To the dismay of its core sitcom audience, last year NBC’s president Robert Greenblatt vowed to broaden the appeal of their comedies. They brought in big names — Matthew Perry, Justin Kirk, and Jimmy Fallon, who produced a family sitcom with the Cosby’s Tempest Bledsoe and Anthony Anderson — and tried to reach out to a larger audience. None of the sitcoms that NBC debuted last year made it to a second season. But Greenblatt apparently learned nothing from his mistakes because this year, he brought in three more big names — Sean Hayes, Mike O’Malley, and Michael J. Fox — but he didn’t change the approach of those sitcoms. They’re still trying too hard to appeal to a huge audience, but there’s no longer a huge audience to appeal to. They’re already watching Big Bang Theory and Two and a Half Men on CBS.

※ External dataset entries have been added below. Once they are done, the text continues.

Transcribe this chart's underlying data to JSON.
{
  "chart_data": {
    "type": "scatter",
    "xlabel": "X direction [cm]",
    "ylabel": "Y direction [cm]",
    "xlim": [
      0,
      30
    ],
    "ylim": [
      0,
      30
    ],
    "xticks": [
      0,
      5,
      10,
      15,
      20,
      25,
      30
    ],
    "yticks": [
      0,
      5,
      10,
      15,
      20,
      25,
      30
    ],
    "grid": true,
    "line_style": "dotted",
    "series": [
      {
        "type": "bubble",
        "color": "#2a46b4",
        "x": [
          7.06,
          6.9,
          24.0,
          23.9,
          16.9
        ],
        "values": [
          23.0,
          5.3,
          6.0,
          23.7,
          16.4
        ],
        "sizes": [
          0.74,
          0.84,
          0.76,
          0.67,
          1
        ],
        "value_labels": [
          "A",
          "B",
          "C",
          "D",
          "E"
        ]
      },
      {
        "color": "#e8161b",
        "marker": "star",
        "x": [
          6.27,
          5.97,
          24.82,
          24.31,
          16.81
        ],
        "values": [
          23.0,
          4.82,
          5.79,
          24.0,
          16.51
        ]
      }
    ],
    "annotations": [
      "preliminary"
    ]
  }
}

NBC could’ve continued to generate well-crafted, thoughtful comedies with smaller cult audiences that would generate plenty of profits in syndication and on Netflix, like Community, The Office and Parks and Rec. It chose, instead, to go bigger, dumber, and more forgettable. It’s that final adjective that’s the most detrimental. Our television options these days are vast. The Michael J. Fox Show or Sean Saves the World might have survived in 1984, when there were only a handful of channels with scripted programs to choose from. But now? There’s too much good TV that we feel like we need to see, so we’re no longer interested in disposable comedies. We no longer watch television to kill time before bed. We watch television for riveting stories and complex characters. Two guys punching each other in the balls doesn’t meet that standard. I’m not even entirely sure whether the charming, infectious The Cosby Show would meet that standard anymore.
All I know is that NBC is trying desperately to replicate the success of the early years of its Must See TV run, but we live in a different era with more sophisticated television watchers. Instead of aiming for those big successes and failing spectacularly, maybe NBC should try to replicate its smaller successes of recent years: Smart, low-rated sitcoms that play well in syndication and on Netflix and that viewers gobble up on DVD. The profit margins may be smaller, but at least you’ve created something to be proud of.